MA settled +0.98% to $236.00, and V added +2.86% to $70.97. Also bucking the trend were
UBS (
UBS) +1.47% to $35.84,
Goldman Sachs (
GS) +0.26% to $180.40, and
Deutsche Bank (
DB) +0.33% to $121.97. Read Professor John Mauldin’s
The Road to Economic Recovery.
Caterpillar’s (
CAT) shares took a tumble after analysts at Wachovia and Credit Suisse downgraded the stock. Both analysts cited concerns that the company wouldn’t be able to boost efficiency and improve profit margins. (Bloomberg). CAT shares dropped -2.29% to $83.33.
Elsewhere, coal stocks surged on the numbers of
Arch Coal (
ACI). The second largest U.S. coal producer soundly beat estimates and said 1Q profits more than doubled. On top of that the company raised its guidance for FY'08 saying it saw EPS in the range of $2.40-2.80 vs. prior figures of $2.00-2.50 per share.
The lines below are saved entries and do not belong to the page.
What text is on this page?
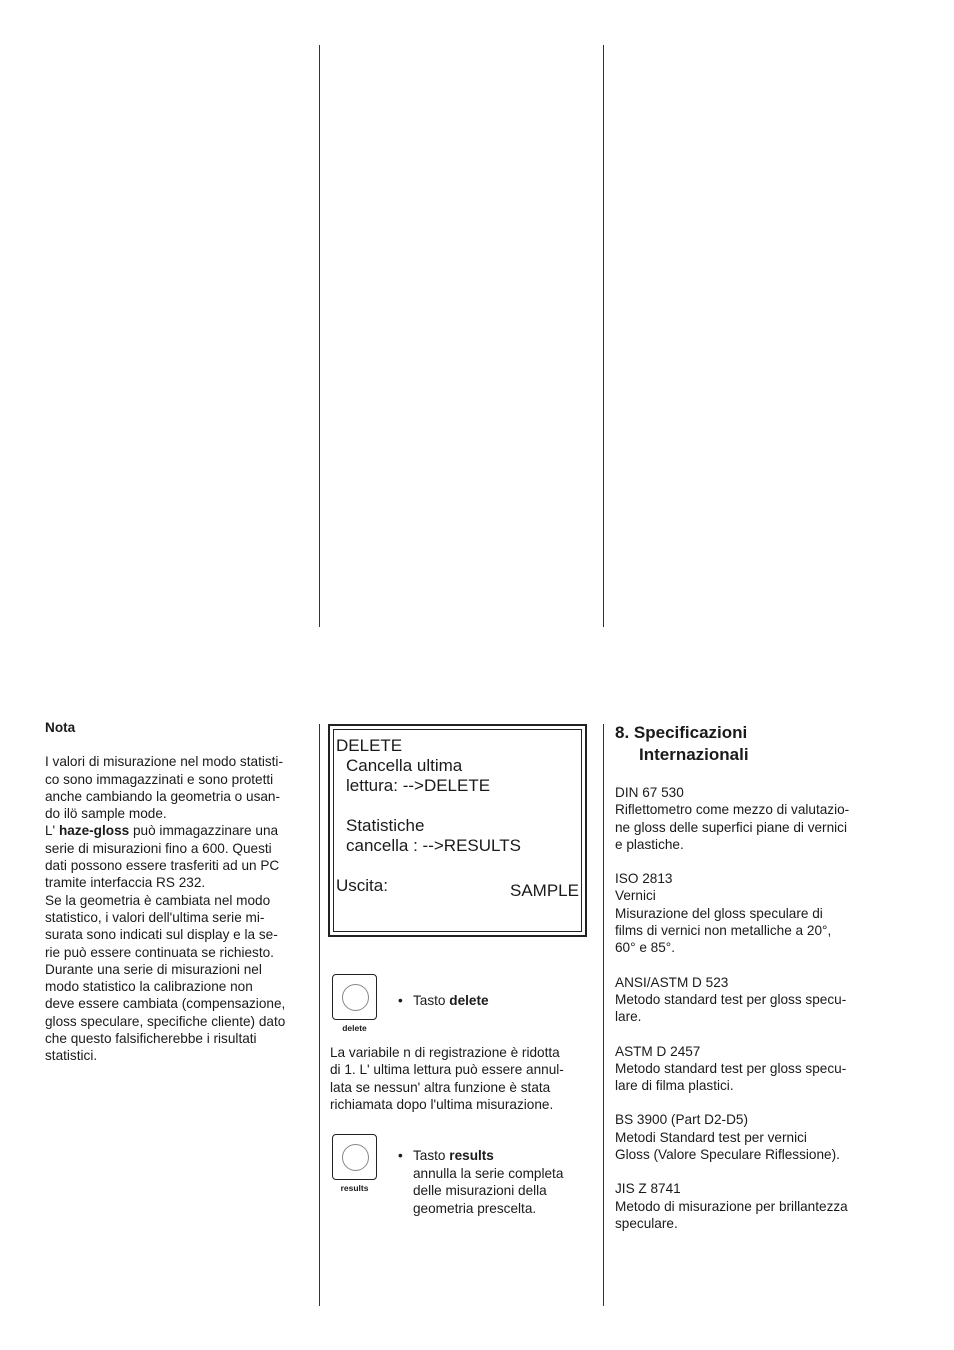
Nota

I valori di misurazione nel modo statisti-
co sono immagazzinati e sono protetti
anche cambiando la geometria o usan-
do ilö sample mode.

L' haze-gloss può immagazzinare una
serie di misurazioni fino a 600. Questi
dati possono essere trasferiti ad un PC
tramite interfaccia RS 232.

Se la geometria è cambiata nel modo
statistico, i valori dell'ultima serie mi-
surata sono indicati sul display e la se-
rie può essere continuata se richiesto.
Durante una serie di misurazioni nel
modo statistico la calibrazione non
deve essere cambiata (compensazione,
gloss speculare, specifiche cliente) dato
che questo falsificherebbe i risultati
statistici.

DELETE
Cancella ultima
lettura: -->DELETE
Statistiche
cancella : -->RESULTS
Uscita:	SAMPLE
delete
• Tasto delete
La variabile n di registrazione è ridotta
di 1. L' ultima lettura può essere annul-
lata se nessun' altra funzione è stata
richiamata dopo l'ultima misurazione.
results
• Tasto results
annulla la serie completa
delle misurazioni della
geometria prescelta.
8. Specificazioni
Internazionali
DIN 67 530
Riflettometro come mezzo di valutazio-
ne gloss delle superfici piane di vernici
e plastiche.
ISO 2813
Vernici
Misurazione del gloss speculare di
films di vernici non metalliche a 20°,
60° e 85°.
ANSI/ASTM D 523
Metodo standard test per gloss specu-
lare.
ASTM D 2457
Metodo standard test per gloss specu-
lare di filma plastici.
BS 3900 (Part D2-D5)
Metodi Standard test per vernici
Gloss (Valore Speculare Riflessione).
JIS Z 8741
Metodo di misurazione per brillantezza
speculare.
Almost all the coal plays hit a new 52 week highs. Notables include
Massey Energy (
MEE) +4% to $54.63,
Peabody (
BTU) +3.2% to $68.83,
Consol Energy (
CNX) +2.14% to $88.10, and ACI finished +6.5% to $62.18.
As for other commodities,
gold settled +3.2 to 915.40.
Crude oil closed +1.11 to 117.80. Silver fell -0.360 to 17.460, and
copper closed -1.75 to 390.20.
The
dollar index fell -0.335 to 71.677.
For more Buzz insight, check out Minyanville’s
Buzz Bits.
Below is a recap of some of the idea flow on today’s
Buzz & Banter. Please note that stocks may appear in both bullish and bearish categories, due to long and short term trades by our many Minyanville professors.
Some bullish trade or investment ideas: NDX, PKTR, BCSI, RIMM, RIO, CYD, ERES, V, MA, MFN, RIO, Suns/Spurs
Some bearish trade or investment ideas: CF, NCC, NDX, C, MER, NAC, NSTK, POT, BIDU, LEH, JPM, GS, GOLD, oil
Mondaaays! The worst is over! Have a great night!